Carol McDonald, the vice president of patient financial services at 651-staffed-bed Albany (NY) Medical Center, an academic, urban, Level I trauma center, has spent a lot of time and effort trying to figure out such proactive, tailored solutions—difficult given the variety of uninsured patients that are her responsibility, as well as the variety of public assistance programs and their unique eligibility rules.

“We’ve had a fairly large indigent population for many years. If you’ve got it, you tend to figure out how to mitigate it very quickly,” she says, adding that “There are significant resources going toward meeting the needs of this population.”

One option is to refer patients to the hospital’s self-funded charity care program. But with limited resources, she and her team have to make every effort to exhaust other payment opportunities from social service agencies as well as the state Medicaid program.

“We really have a very broad group of players with an algorithm about how we identify and roll out the right program to the patient,” she says.

A lot of effort is spent as early as possible. Especially with nonemergent cases, AMC seeks to get patients eligible prior to their procedure and makes an effort to educate patients about the financial process, ease their minds about how their care will be paid for, and explain their responsibilities, if any, in the process. Plus, it makes the billing process a lot smoother to have a patient prequalified.

“The last thing you want to do is send a patient a bill and say, ‘Three months ago, you could’ve applied for this or that program. Too bad, now you owe me all this money.’ That’s just not going to work.”

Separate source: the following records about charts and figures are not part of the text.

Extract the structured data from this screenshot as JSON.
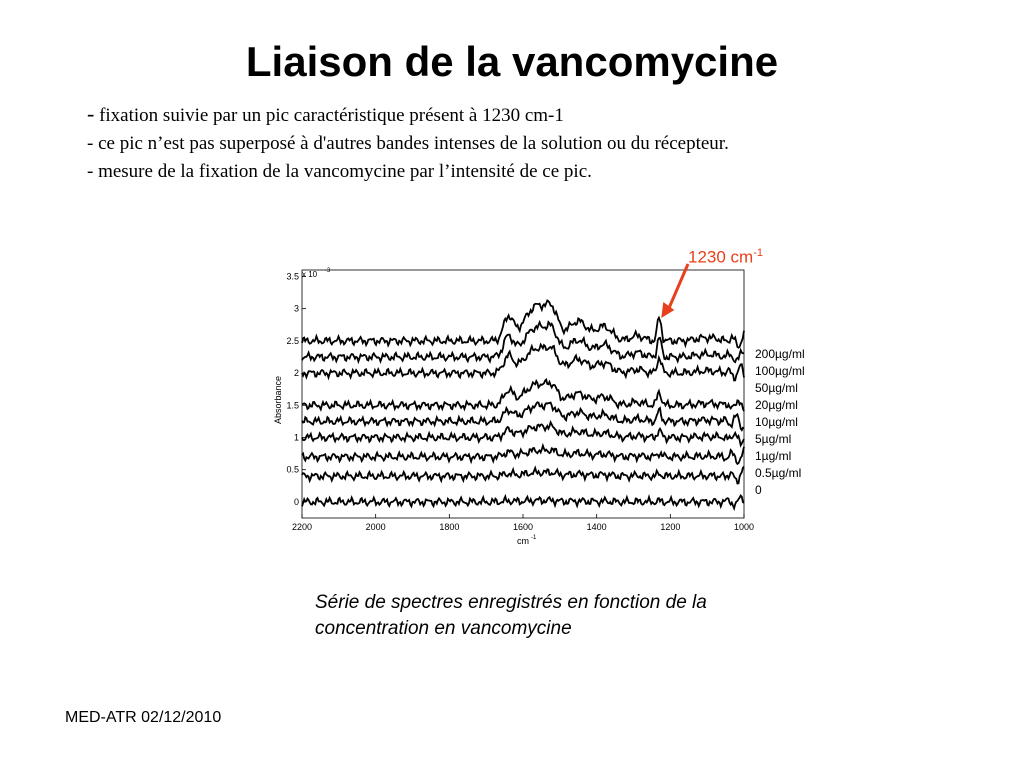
{
  "slide": {
    "title": "Liaison de la vancomycine",
    "bullets": [
      "fixation suivie par un pic caractéristique présent à 1230 cm-1",
      "ce pic n’est pas superposé à d'autres bandes intenses de la solution ou du récepteur.",
      "mesure de la fixation de la vancomycine par l’intensité de ce pic."
    ],
    "bullet_dash": "-",
    "caption": "Série de spectres enregistrés en fonction de la concentration en vancomycine",
    "footer": "MED-ATR 02/12/2010"
  },
  "annotation": {
    "text": "1230 cm",
    "sup": "-1",
    "color": "#e8401c",
    "x": 1230
  },
  "chart_data": {
    "type": "line",
    "xlabel": "cm",
    "xlabel_sup": "-1",
    "ylabel": "Absorbance",
    "y_multiplier_label": "x 10",
    "y_multiplier_sup": "-3",
    "xlim": [
      2200,
      1000
    ],
    "ylim": [
      -0.25,
      3.6
    ],
    "x_ticks": [
      "2200",
      "2000",
      "1800",
      "1600",
      "1400",
      "1200",
      "1000"
    ],
    "x_tick_values": [
      2200,
      2000,
      1800,
      1600,
      1400,
      1200,
      1000
    ],
    "y_ticks": [
      "0",
      "0.5",
      "1",
      "1.5",
      "2",
      "2.5",
      "3",
      "3.5"
    ],
    "y_tick_values": [
      0,
      0.5,
      1,
      1.5,
      2,
      2.5,
      3,
      3.5
    ],
    "line_color": "#000000",
    "legend_position": "right",
    "series": [
      {
        "name": "200µg/ml",
        "baseline": 2.5,
        "amplitude": 1.0
      },
      {
        "name": "100µg/ml",
        "baseline": 2.25,
        "amplitude": 0.85
      },
      {
        "name": "50µg/ml",
        "baseline": 2.0,
        "amplitude": 0.7
      },
      {
        "name": "20µg/ml",
        "baseline": 1.5,
        "amplitude": 0.6
      },
      {
        "name": "10µg/ml",
        "baseline": 1.25,
        "amplitude": 0.45
      },
      {
        "name": "5µg/ml",
        "baseline": 1.0,
        "amplitude": 0.3
      },
      {
        "name": "1µg/ml",
        "baseline": 0.7,
        "amplitude": 0.18
      },
      {
        "name": "0.5µg/ml",
        "baseline": 0.4,
        "amplitude": 0.1
      },
      {
        "name": "0",
        "baseline": 0.0,
        "amplitude": 0.04
      }
    ]
  }
}
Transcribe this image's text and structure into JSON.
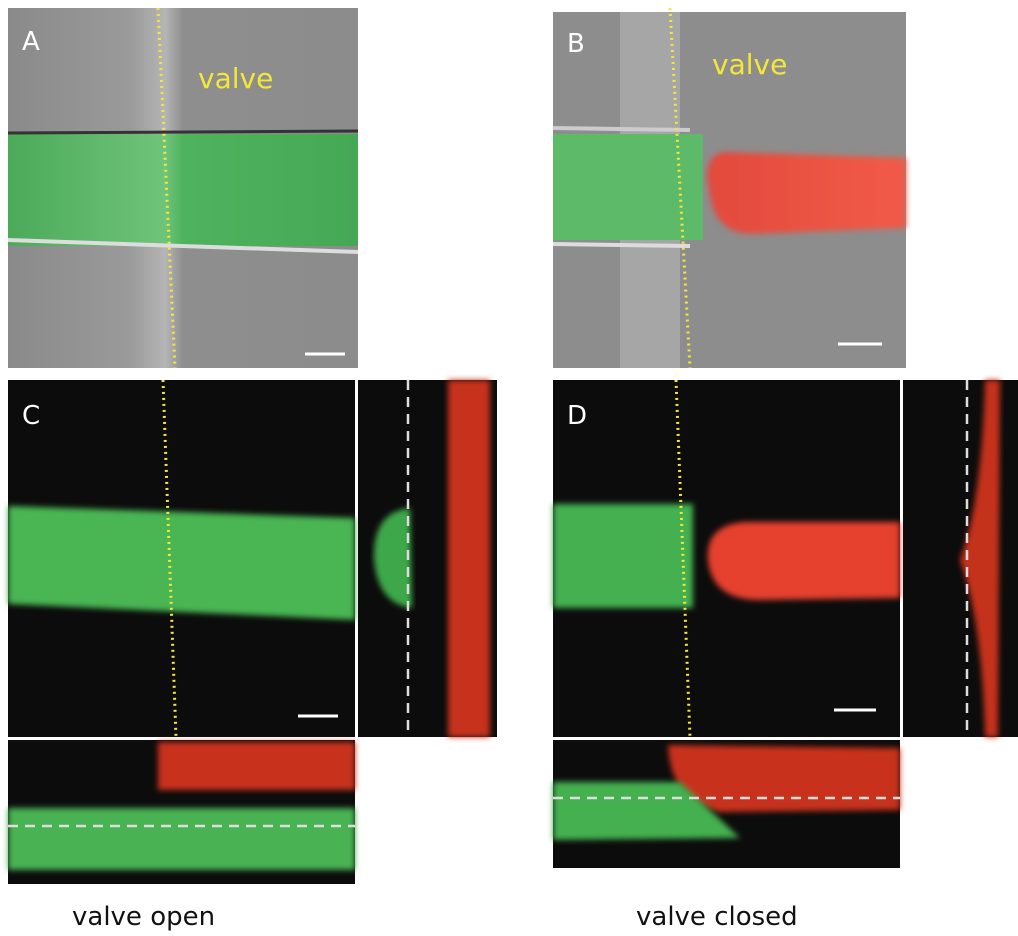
{
  "panels": [
    {
      "label": "A",
      "annotation": "valve"
    },
    {
      "label": "B",
      "annotation": "valve"
    },
    {
      "label": "C"
    },
    {
      "label": "D"
    }
  ],
  "captions": [
    "valve open",
    "valve closed"
  ]
}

McDonald and her team have arrived at a variety of solutions that funnel patients to the proper person who can help.

For instance, AMC worked out agreements with three local social services departments and has been designated in nine primary counties to administer financial aid and charity care. A combination of staff, which includes a senior Medicaid examiner, a contract with Chamberlin Edmonds, and AMC case management personnel makes sure the proper applications are filed so that patients can receive aid after discharge and will be eligible if they have to come back to the hospital or any community entity. It’s all part of a broader strategy of working on the continuum of care for all patients, but it results in a more cohesive patient payment and care strategy as well.

This method of segmenting the population for tailored payment interventions has paid off. In 2011, AMC collected more than $12.5 million that would likely have been classified as uncompensated care. That resulted from segmenting probable qualified patients to get those consultations. Of 1,427 patients receiving care who were referred to the program, 477 were accepted for both federal and state coverage for their care. Many of those not approved due to eligibility issues received some assistance from the hospital or other sources.

Some of the internal application programs have also helped in less tangible ways, McDonald explains, in improving the hospital’s relationship with the patient.

“It’s a more friendly environment. Many of our patients, certainly over the past few years, were folks who have always been able to fend for themselves,” she says. “There’s a certain sense of pride when one does not have to stand in line at the department of social services.”